Virtual platforms represent an opportunity because the lack of visibility into hardware slows things down. Being able to get drivers done and bring up an OS early is very valuable. But just to be clear, it's not where most of the software developers in a project are. They're out in the applications space. I think the role of virtual platforms beyond hardware/software bring-up is going to be really application dependent. There will be cases where many copies will be sold because of the unavailability of target hardware.
Another important point is that SoCs are not general-purpose processors that can go anywhere - they're targeted to specific markets. The lesson here for EDA folks is that if you are going to enter the software business, be very careful about paying close attention to vertical markets.
Q: People have been talking about hardware/software co-design and co-development for a long time. Are they finally happening?
A: With co-development, you're building a new chip and you build a virtual platform so the OS guys can get going. Co-design is where you have some notion of what the system is going to do but you haven't partitioned it yet, or decided what goes into hardware and what goes into software. TLM [transaction level modeling] provides one way to decide how you're going to partition, and actually try things out.
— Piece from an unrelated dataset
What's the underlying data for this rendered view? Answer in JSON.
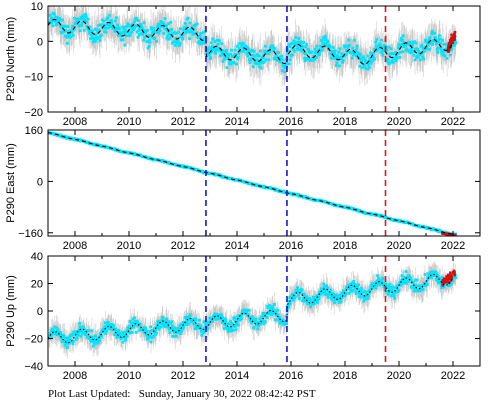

Co-design probably happens more than hardware/software co-development, because that's what architects do - they try to figure out what goes down into the silicon.
Q: Finally, where do you see opportunities for Cadence in the embedded world?
A: It's pretty clear that the Virtual System Platform is a critical element for our semiconductor customers. Hopefully that bodes well for Cadence. We're new to it, so we don't have 10 years of legacy. We have an open, scalable, and connected approach that I find pretty interesting.
Part of the reason I'm here is to figure out what the rest of it is. I wouldn't have come if I didn't think there was significant opportunity. As I've also mentioned to Lip-Bu, maybe part of my value would be knowing what not to do. In that context, I'd say the search is on to find the next disruption, the next RTOS or embedded Linux, that will change the way things are done. My job is to discover, along with some unbelievably good talent here, what that disruption is.